Will the childminder pick up from clubs held on school premises, or transport your child to and from off-site activities? Don’t sign up for anything without checking first. Also, ask if the childminder’s own children go to any clubs, and how that will affect your child: will he spend half the afternoon watching her son’s tennis lesson?
If the childminder cooks a meal but you’d prefer your child to eat dinner at home, what will he do while they’re eating? If he eats with the childminder, will she consider his food preferences?
How much is allowed, and on what equipment? How will the childminder ensure it’s shared fairly between all the children?
If you’re delayed at work, what will happen?

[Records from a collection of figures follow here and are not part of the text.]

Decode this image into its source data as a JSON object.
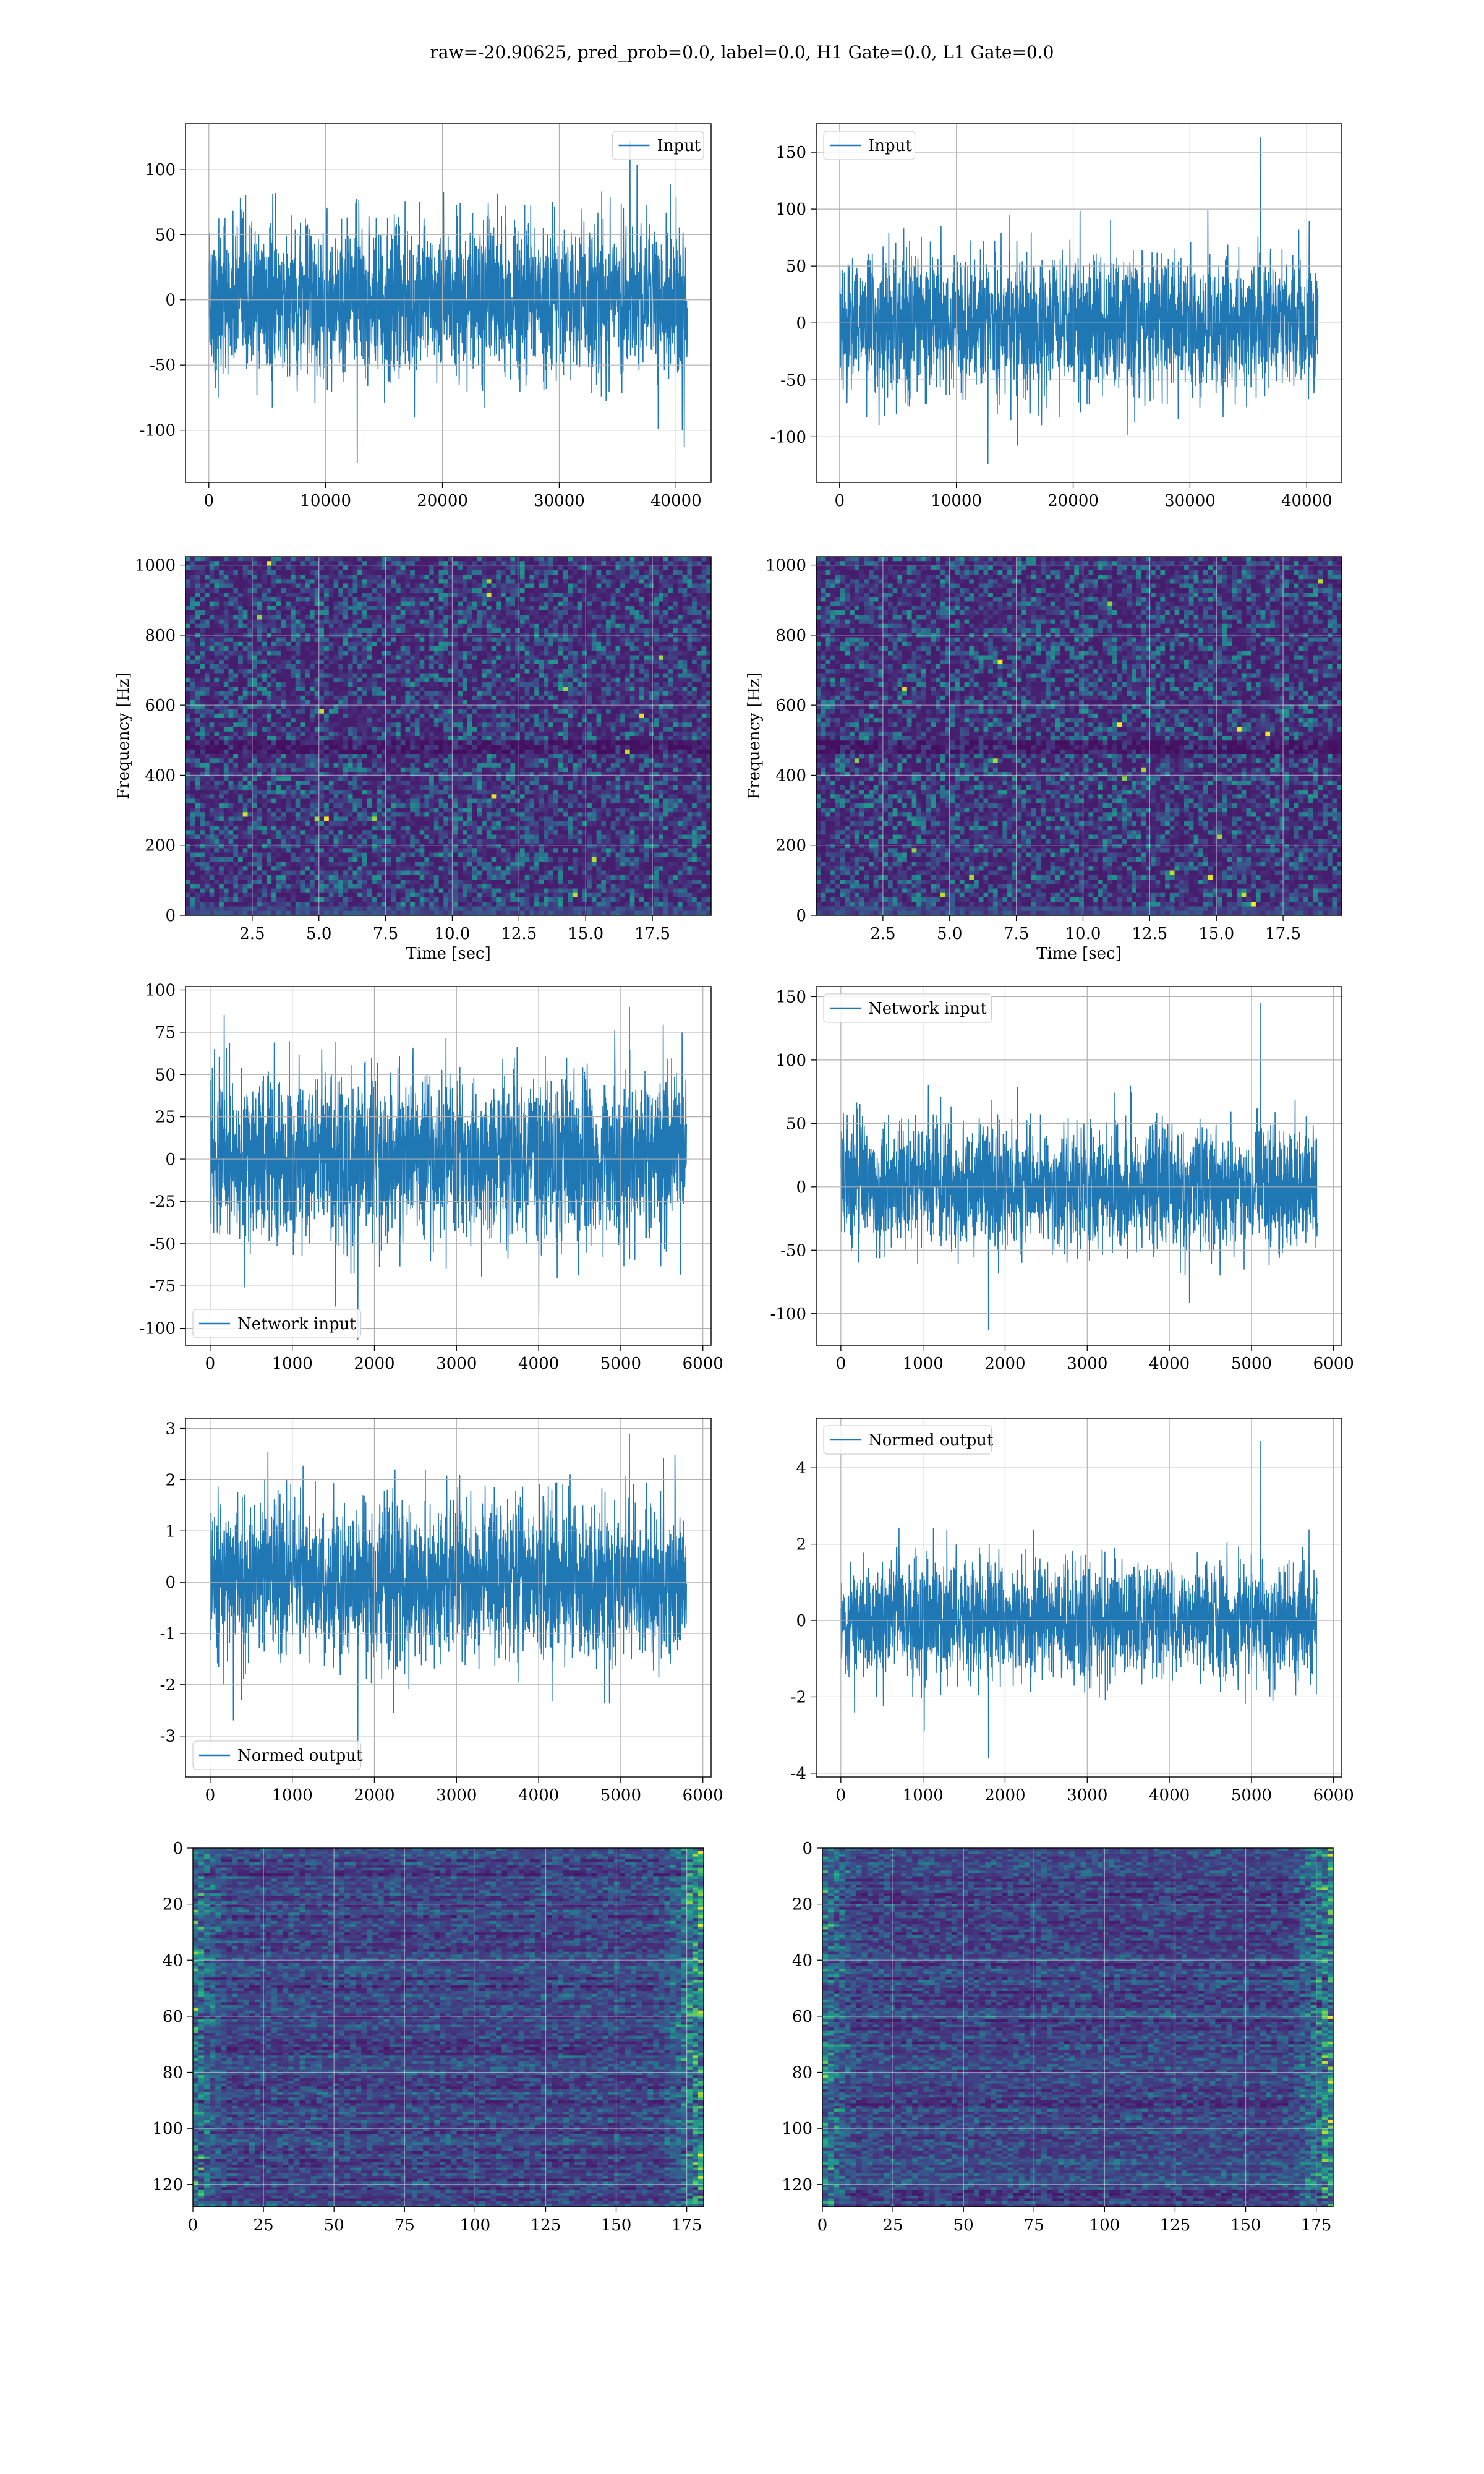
{
  "title": "raw=-20.90625, pred_prob=0.0, label=0.0, H1 Gate=0.0, L1 Gate=0.0",
  "colors": {
    "line": "#1f77b4",
    "grid": "#b0b0b0",
    "viridis": [
      "#440154",
      "#472c7a",
      "#3b518b",
      "#2c718e",
      "#21908d",
      "#27ad81",
      "#5cc863",
      "#aadc32",
      "#fde725"
    ]
  },
  "chart_data": [
    {
      "type": "line",
      "panel": "top-left",
      "legend": [
        "Input"
      ],
      "legend_position": "upper right",
      "x_range": [
        0,
        40960
      ],
      "xlim": [
        -2000,
        43000
      ],
      "ylim": [
        -140,
        135
      ],
      "xticks": [
        0,
        10000,
        20000,
        30000,
        40000
      ],
      "yticks": [
        -100,
        -50,
        0,
        50,
        100
      ],
      "amplitude": 30,
      "peak_max": 122,
      "peak_min": -125,
      "grid": true
    },
    {
      "type": "line",
      "panel": "top-right",
      "legend": [
        "Input"
      ],
      "legend_position": "upper left",
      "x_range": [
        0,
        40960
      ],
      "xlim": [
        -2000,
        43000
      ],
      "ylim": [
        -140,
        175
      ],
      "xticks": [
        0,
        10000,
        20000,
        30000,
        40000
      ],
      "yticks": [
        -100,
        -50,
        0,
        50,
        100,
        150
      ],
      "amplitude": 30,
      "peak_max": 163,
      "peak_min": -124,
      "grid": true
    },
    {
      "type": "heatmap",
      "panel": "spectrogram-left",
      "xlabel": "Time [sec]",
      "ylabel": "Frequency [Hz]",
      "xlim": [
        0,
        19.7
      ],
      "ylim": [
        0,
        1024
      ],
      "xticks": [
        "2.5",
        "5.0",
        "7.5",
        "10.0",
        "12.5",
        "15.0",
        "17.5"
      ],
      "yticks": [
        "0",
        "200",
        "400",
        "600",
        "800",
        "1000"
      ],
      "grid": true
    },
    {
      "type": "heatmap",
      "panel": "spectrogram-right",
      "xlabel": "Time [sec]",
      "ylabel": "Frequency [Hz]",
      "xlim": [
        0,
        19.7
      ],
      "ylim": [
        0,
        1024
      ],
      "xticks": [
        "2.5",
        "5.0",
        "7.5",
        "10.0",
        "12.5",
        "15.0",
        "17.5"
      ],
      "yticks": [
        "0",
        "200",
        "400",
        "600",
        "800",
        "1000"
      ],
      "grid": true
    },
    {
      "type": "line",
      "panel": "network-input-left",
      "legend": [
        "Network input"
      ],
      "legend_position": "lower left",
      "x_range": [
        0,
        5800
      ],
      "xlim": [
        -300,
        6100
      ],
      "ylim": [
        -110,
        102
      ],
      "xticks": [
        0,
        1000,
        2000,
        3000,
        4000,
        5000,
        6000
      ],
      "yticks": [
        -100,
        -75,
        -50,
        -25,
        0,
        25,
        50,
        75,
        100
      ],
      "amplitude": 24,
      "peak_max": 90,
      "peak_min": -107,
      "grid": true
    },
    {
      "type": "line",
      "panel": "network-input-right",
      "legend": [
        "Network input"
      ],
      "legend_position": "upper left",
      "x_range": [
        0,
        5800
      ],
      "xlim": [
        -300,
        6100
      ],
      "ylim": [
        -125,
        158
      ],
      "xticks": [
        0,
        1000,
        2000,
        3000,
        4000,
        5000,
        6000
      ],
      "yticks": [
        -100,
        -50,
        0,
        50,
        100,
        150
      ],
      "amplitude": 24,
      "peak_max": 145,
      "peak_min": -113,
      "grid": true
    },
    {
      "type": "line",
      "panel": "normed-output-left",
      "legend": [
        "Normed output"
      ],
      "legend_position": "lower left",
      "x_range": [
        0,
        5800
      ],
      "xlim": [
        -300,
        6100
      ],
      "ylim": [
        -3.8,
        3.2
      ],
      "xticks": [
        0,
        1000,
        2000,
        3000,
        4000,
        5000,
        6000
      ],
      "yticks": [
        -3,
        -2,
        -1,
        0,
        1,
        2,
        3
      ],
      "amplitude": 0.75,
      "peak_max": 2.9,
      "peak_min": -3.5,
      "grid": true
    },
    {
      "type": "line",
      "panel": "normed-output-right",
      "legend": [
        "Normed output"
      ],
      "legend_position": "upper left",
      "x_range": [
        0,
        5800
      ],
      "xlim": [
        -300,
        6100
      ],
      "ylim": [
        -4.1,
        5.3
      ],
      "xticks": [
        0,
        1000,
        2000,
        3000,
        4000,
        5000,
        6000
      ],
      "yticks": [
        -4,
        -2,
        0,
        2,
        4
      ],
      "amplitude": 0.75,
      "peak_max": 4.7,
      "peak_min": -3.6,
      "grid": true
    },
    {
      "type": "heatmap",
      "panel": "feature-map-left",
      "xlim": [
        0,
        181
      ],
      "ylim": [
        0,
        128
      ],
      "y_inverted": true,
      "xticks": [
        "0",
        "25",
        "50",
        "75",
        "100",
        "125",
        "150",
        "175"
      ],
      "yticks": [
        "0",
        "20",
        "40",
        "60",
        "80",
        "100",
        "120"
      ],
      "grid": true
    },
    {
      "type": "heatmap",
      "panel": "feature-map-right",
      "xlim": [
        0,
        181
      ],
      "ylim": [
        0,
        128
      ],
      "y_inverted": true,
      "xticks": [
        "0",
        "25",
        "50",
        "75",
        "100",
        "125",
        "150",
        "175"
      ],
      "yticks": [
        "0",
        "20",
        "40",
        "60",
        "80",
        "100",
        "120"
      ],
      "grid": true
    }
  ]
}
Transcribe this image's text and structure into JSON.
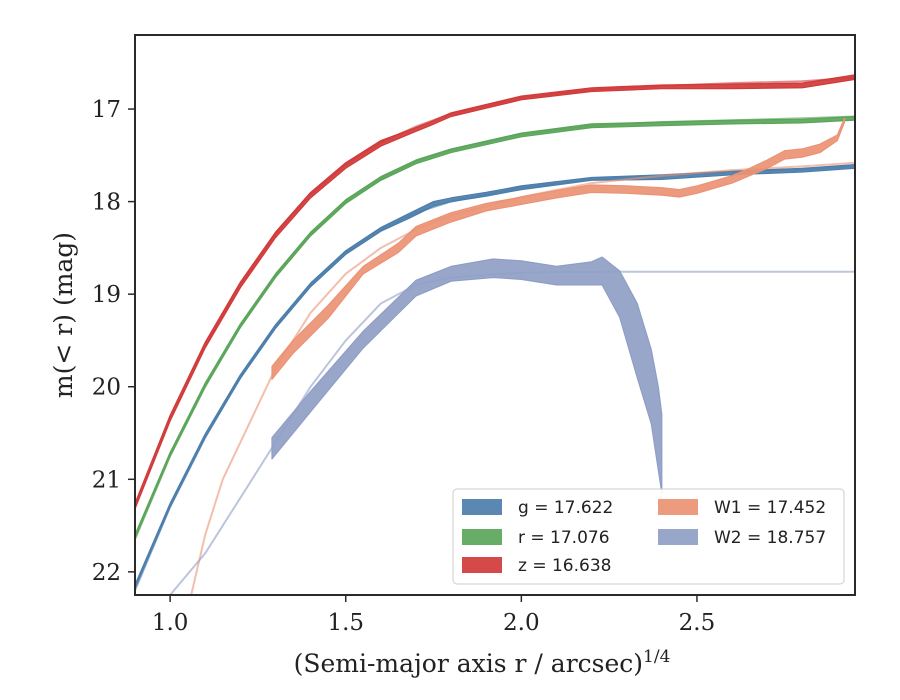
{
  "chart_data": {
    "type": "line",
    "title": "",
    "xlabel": "(Semi-major axis r / arcsec)",
    "xlabel_superscript": "1/4",
    "ylabel": "m(< r) (mag)",
    "xlim": [
      0.9,
      2.95
    ],
    "ylim": [
      22.25,
      16.2
    ],
    "y_inverted": true,
    "grid": false,
    "legend_placement": "lower-right",
    "xticks": [
      1.0,
      1.5,
      2.0,
      2.5
    ],
    "xtick_labels": [
      "1.0",
      "1.5",
      "2.0",
      "2.5"
    ],
    "yticks": [
      17,
      18,
      19,
      20,
      21,
      22
    ],
    "ytick_labels": [
      "17",
      "18",
      "19",
      "20",
      "21",
      "22"
    ],
    "series": [
      {
        "name": "g = 17.622",
        "color": "#4c7eab",
        "model_x": [
          0.9,
          1.0,
          1.1,
          1.2,
          1.3,
          1.4,
          1.5,
          1.6,
          1.7,
          1.8,
          2.0,
          2.2,
          2.4,
          2.6,
          2.8,
          2.95
        ],
        "model_y": [
          22.2,
          21.3,
          20.55,
          19.9,
          19.35,
          18.9,
          18.55,
          18.3,
          18.12,
          18.0,
          17.85,
          17.76,
          17.72,
          17.68,
          17.65,
          17.62
        ],
        "obs_x": [
          0.9,
          1.0,
          1.1,
          1.2,
          1.3,
          1.4,
          1.5,
          1.6,
          1.68,
          1.75,
          1.8,
          1.9,
          2.0,
          2.2,
          2.4,
          2.6,
          2.8,
          2.95
        ],
        "obs_lo": [
          22.14,
          21.26,
          20.51,
          19.87,
          19.33,
          18.88,
          18.53,
          18.28,
          18.13,
          18.0,
          17.96,
          17.9,
          17.83,
          17.74,
          17.71,
          17.67,
          17.64,
          17.6
        ],
        "obs_hi": [
          22.18,
          21.3,
          20.55,
          19.91,
          19.37,
          18.92,
          18.57,
          18.32,
          18.18,
          18.05,
          18.0,
          17.94,
          17.87,
          17.77,
          17.76,
          17.71,
          17.68,
          17.64
        ]
      },
      {
        "name": "r = 17.076",
        "color": "#5aa55a",
        "model_x": [
          0.9,
          1.0,
          1.1,
          1.2,
          1.3,
          1.4,
          1.5,
          1.6,
          1.7,
          1.8,
          2.0,
          2.2,
          2.4,
          2.6,
          2.8,
          2.95
        ],
        "model_y": [
          21.65,
          20.75,
          20.0,
          19.35,
          18.8,
          18.35,
          18.0,
          17.75,
          17.56,
          17.44,
          17.27,
          17.18,
          17.14,
          17.12,
          17.1,
          17.08
        ],
        "obs_x": [
          0.9,
          1.0,
          1.1,
          1.2,
          1.3,
          1.4,
          1.5,
          1.6,
          1.7,
          1.8,
          2.0,
          2.2,
          2.4,
          2.6,
          2.8,
          2.95
        ],
        "obs_lo": [
          21.6,
          20.71,
          19.96,
          19.32,
          18.78,
          18.33,
          17.98,
          17.73,
          17.55,
          17.43,
          17.26,
          17.16,
          17.14,
          17.12,
          17.11,
          17.08
        ],
        "obs_hi": [
          21.64,
          20.75,
          20.0,
          19.36,
          18.82,
          18.37,
          18.02,
          17.77,
          17.59,
          17.47,
          17.3,
          17.2,
          17.18,
          17.16,
          17.15,
          17.12
        ]
      },
      {
        "name": "z = 16.638",
        "color": "#d13a3a",
        "model_x": [
          0.9,
          1.0,
          1.1,
          1.2,
          1.3,
          1.4,
          1.5,
          1.6,
          1.7,
          1.8,
          2.0,
          2.2,
          2.4,
          2.6,
          2.8,
          2.95
        ],
        "model_y": [
          21.3,
          20.35,
          19.55,
          18.9,
          18.35,
          17.92,
          17.6,
          17.36,
          17.19,
          17.05,
          16.88,
          16.79,
          16.75,
          16.72,
          16.7,
          16.66
        ],
        "obs_x": [
          0.9,
          1.0,
          1.1,
          1.2,
          1.3,
          1.4,
          1.5,
          1.6,
          1.7,
          1.74,
          1.8,
          2.0,
          2.2,
          2.4,
          2.6,
          2.8,
          2.95
        ],
        "obs_lo": [
          21.26,
          20.31,
          19.52,
          18.87,
          18.33,
          17.9,
          17.58,
          17.34,
          17.2,
          17.14,
          17.04,
          16.86,
          16.77,
          16.74,
          16.73,
          16.72,
          16.63
        ],
        "obs_hi": [
          21.32,
          20.37,
          19.58,
          18.93,
          18.39,
          17.96,
          17.64,
          17.4,
          17.24,
          17.18,
          17.08,
          16.9,
          16.81,
          16.78,
          16.78,
          16.77,
          16.68
        ]
      },
      {
        "name": "W1 = 17.452",
        "color": "#eb9274",
        "model_x": [
          1.06,
          1.1,
          1.15,
          1.2,
          1.3,
          1.4,
          1.5,
          1.6,
          1.7,
          1.8,
          2.0,
          2.2,
          2.4,
          2.6,
          2.8,
          2.95
        ],
        "model_y": [
          22.25,
          21.6,
          21.0,
          20.6,
          19.8,
          19.2,
          18.78,
          18.5,
          18.3,
          18.15,
          17.95,
          17.8,
          17.72,
          17.66,
          17.62,
          17.58
        ],
        "obs_x": [
          1.29,
          1.35,
          1.45,
          1.55,
          1.65,
          1.7,
          1.8,
          1.9,
          2.0,
          2.1,
          2.2,
          2.3,
          2.4,
          2.45,
          2.5,
          2.6,
          2.65,
          2.7,
          2.75,
          2.8,
          2.85,
          2.9,
          2.92
        ],
        "obs_lo": [
          19.78,
          19.5,
          19.12,
          18.7,
          18.45,
          18.27,
          18.12,
          18.02,
          17.95,
          17.88,
          17.82,
          17.83,
          17.85,
          17.87,
          17.83,
          17.72,
          17.64,
          17.55,
          17.45,
          17.43,
          17.38,
          17.28,
          17.1
        ],
        "obs_hi": [
          19.92,
          19.64,
          19.26,
          18.78,
          18.55,
          18.37,
          18.22,
          18.1,
          18.03,
          17.96,
          17.9,
          17.91,
          17.93,
          17.95,
          17.91,
          17.8,
          17.72,
          17.64,
          17.54,
          17.52,
          17.47,
          17.34,
          17.14
        ]
      },
      {
        "name": "W2 = 18.757",
        "color": "#8f9ec6",
        "model_x": [
          1.0,
          1.1,
          1.2,
          1.3,
          1.4,
          1.5,
          1.6,
          1.7,
          1.8,
          1.9,
          2.0,
          2.1,
          2.2,
          2.25,
          2.3,
          2.95
        ],
        "model_y": [
          22.25,
          21.8,
          21.2,
          20.6,
          20.0,
          19.5,
          19.1,
          18.9,
          18.82,
          18.79,
          18.77,
          18.76,
          18.76,
          18.757,
          18.757,
          18.757
        ],
        "obs_x": [
          1.29,
          1.4,
          1.55,
          1.7,
          1.8,
          1.92,
          2.0,
          2.1,
          2.2,
          2.23,
          2.28,
          2.33,
          2.37,
          2.39,
          2.4
        ],
        "obs_lo": [
          20.55,
          20.05,
          19.4,
          18.85,
          18.7,
          18.62,
          18.64,
          18.7,
          18.65,
          18.6,
          18.75,
          19.1,
          19.6,
          20.0,
          20.3
        ],
        "obs_hi": [
          20.78,
          20.27,
          19.58,
          19.02,
          18.86,
          18.82,
          18.84,
          18.9,
          18.9,
          18.9,
          19.25,
          19.9,
          20.4,
          20.9,
          21.15
        ]
      }
    ]
  }
}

Some childminders impose a fine, especially if it’s a regular occurrence.
After-school childminding: how much will it cost?
According to the Daycare Trust, the average weekly fee for an after-school childminder is £72.78. Some accept childcare vouchers.
What mums say about after-school childminders…
‘The advantage of using a childminder is that William gets away from school at the end of the day: it’s a home-from-home environment. She also looks after my toddler so the boys have time together.’
Becky, mum to William, eight, and Max, three
‘My childminder’s daughter is in the same class as my son, and the friend/employee relationship can be difficult, especially if Joseph has misbehaved at school and the childminder has to relay the message.’
Jenni, mum to Joseph, seven
‘Although they love playing on the Wii or watching TV, I feel my kids get less attention than the pre-schoolers who are with the childminder all day.’